Es bien sabido que la historia la escriben los triunfadores. Dicho de otra manera, resulta inevitable que quienes la escriben no reflejen en sus narrativas, su propia formación, sus convencimientos y sus preferencias; es por ello que a menudo los historiadores permiten que sus relatos se vean influenciados por sus prejuicios, sus enconos y sus tendencias. Así, la historia pierde muchas veces su objetividad y pasa a convertirse, no ya en el relato de lo auténtico -de lo que realmente sucedió-, sino en una espuria distorsión de los hechos, animada por pareceres sesgados, carentes de imparcialidad y adornados por las propias preferencias.

Este debería ser un reconocimiento imprescindible cuando se trata de analizar en forma retrospectiva el pasado de nuestra patria. Quienes, sin ningún mérito ni culpa, pudimos o no acceder a una formación académica caracterizada por la impronta de la educación religiosa, estuvimos sujetos también a esta ineludible influencia: la de aquella óptica que contagiaba no solo a la enseñanza impartida, sino también a toda forma de manifestación social.

Si la historia que se nos enseñaba, por ejemplo, era la que había sido escrita con la interpretación de González Suárez, se defendía a ultranza a García Moreno o se atacaba sin piedad a los planteamientos liberales y anticlericales de Eloy Alfaro, llamado el “General de las Derrotas” y mejor conocido como el “Viejo Luchador”. Es por ello muy probable que la historia que aprendimos, y las posturas que nos persuadieron, no pudo sino estar matizada por esta visión parcial que vio la verdadera relación de los hechos como circunstancias excluyentes y antagónicas, como si en la gama de colores solo pudiesen estar presentes el blanco y el negro. Desconociendo, en ambos casos, méritos y deméritos; cayendo en el agravante, además, de que estas interpretaciones antojadizas y opuestas, nada aportaban a la reconciliación nacional y a la unificación del Ecuador.

Si para unos, ese hombre pequeño de estatura, de escasa cultura, que se había caracterizado por su rebeldía e inconformismo, se había convertido en el adalid de las luchas contra la tiranía y en símbolo de las libertades de conciencia y de expresión; para otros, no era sino un ateo irreverente que escondía su odio a la iglesia y que ocultaba su masonería con el ropaje de las reivindicaciones civiles.

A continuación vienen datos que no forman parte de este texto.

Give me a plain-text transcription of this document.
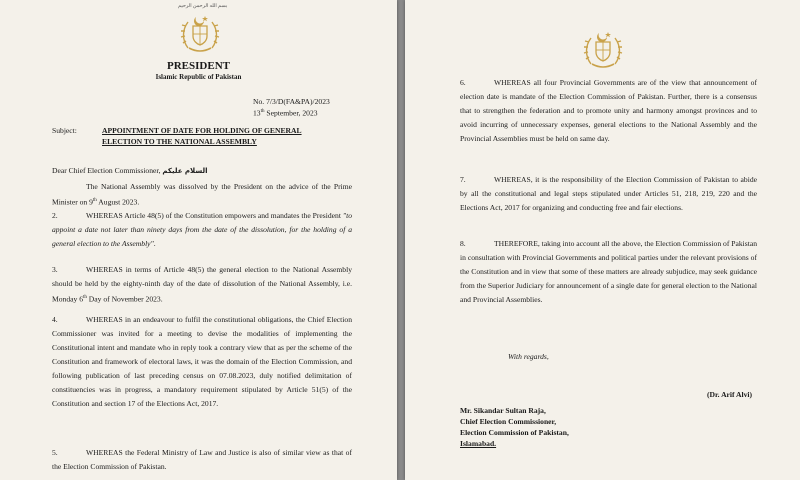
بسم الله الرحمن الرحيم
PRESIDENT
Islamic Republic of Pakistan
No. 7/3/D(FA&PA)/2023
13th September, 2023
Subject:	APPOINTMENT OF DATE FOR HOLDING OF GENERAL
ELECTION TO THE NATIONAL ASSEMBLY
Dear Chief Election Commissioner, السلام علیکم
The National Assembly was dissolved by the President on the advice of the Prime Minister on 9th August 2023.
2.	WHEREAS Article 48(5) of the Constitution empowers and mandates the President "to appoint a date not later than ninety days from the date of the dissolution, for the holding of a general election to the Assembly".
3.	WHEREAS in terms of Article 48(5) the general election to the National Assembly should be held by the eighty-ninth day of the date of dissolution of the National Assembly, i.e. Monday 6th Day of November 2023.
4.	WHEREAS in an endeavour to fulfil the constitutional obligations, the Chief Election Commissioner was invited for a meeting to devise the modalities of implementing the Constitutional intent and mandate who in reply took a contrary view that as per the scheme of the Constitution and framework of electoral laws, it was the domain of the Election Commission, and following publication of last preceding census on 07.08.2023, duly notified delimitation of constituencies was in progress, a mandatory requirement stipulated by Article 51(5) of the Constitution and section 17 of the Elections Act, 2017.
5.	WHEREAS the Federal Ministry of Law and Justice is also of similar view as that of the Election Commission of Pakistan.
6.	WHEREAS all four Provincial Governments are of the view that announcement of election date is mandate of the Election Commission of Pakistan. Further, there is a consensus that to strengthen the federation and to promote unity and harmony amongst provinces and to avoid incurring of unnecessary expenses, general elections to the National Assembly and the Provincial Assemblies must be held on same day.
7.	WHEREAS, it is the responsibility of the Election Commission of Pakistan to abide by all the constitutional and legal steps stipulated under Articles 51, 218, 219, 220 and the Elections Act, 2017 for organizing and conducting free and fair elections.
8.	THEREFORE, taking into account all the above, the Election Commission of Pakistan in consultation with Provincial Governments and political parties under the relevant provisions of the Constitution and in view that some of these matters are already subjudice, may seek guidance from the Superior Judiciary for announcement of a single date for general election to the National and Provincial Assemblies.
With regards,
(Dr. Arif Alvi)
Mr. Sikandar Sultan Raja,
Chief Election Commissioner,
Election Commission of Pakistan,
Islamabad.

Del mismo modo, García Moreno, para sus defensores, se había constituido en el paradigma de los valores morales, en defensor de muy altos preceptos religiosos; mientras que para sus adversarios solo representaba un personaje despótico, un espíritu cínico, trasnochado e intolerante que no había tenido ningún empacho en proteger a los jesuitas y en consagrar la nación al Sagrado Corazón de Jesús.

Pocos han visto, sin embargo, que aunque las filosofías y los estilos de estos dos personajes hayan sido antagónicos y aun incompatibles, ambos procuraron a su manera propiciar la unidad nacional. En este sentido, será siempre una lástima que la percepción de los seguidores se convierta no solo en radical, sino también en intolerante y que la historia pase a ser escrita con episodios que distorsionan la realidad y que excursionan hacia el campo nebuloso del mito y la ficción.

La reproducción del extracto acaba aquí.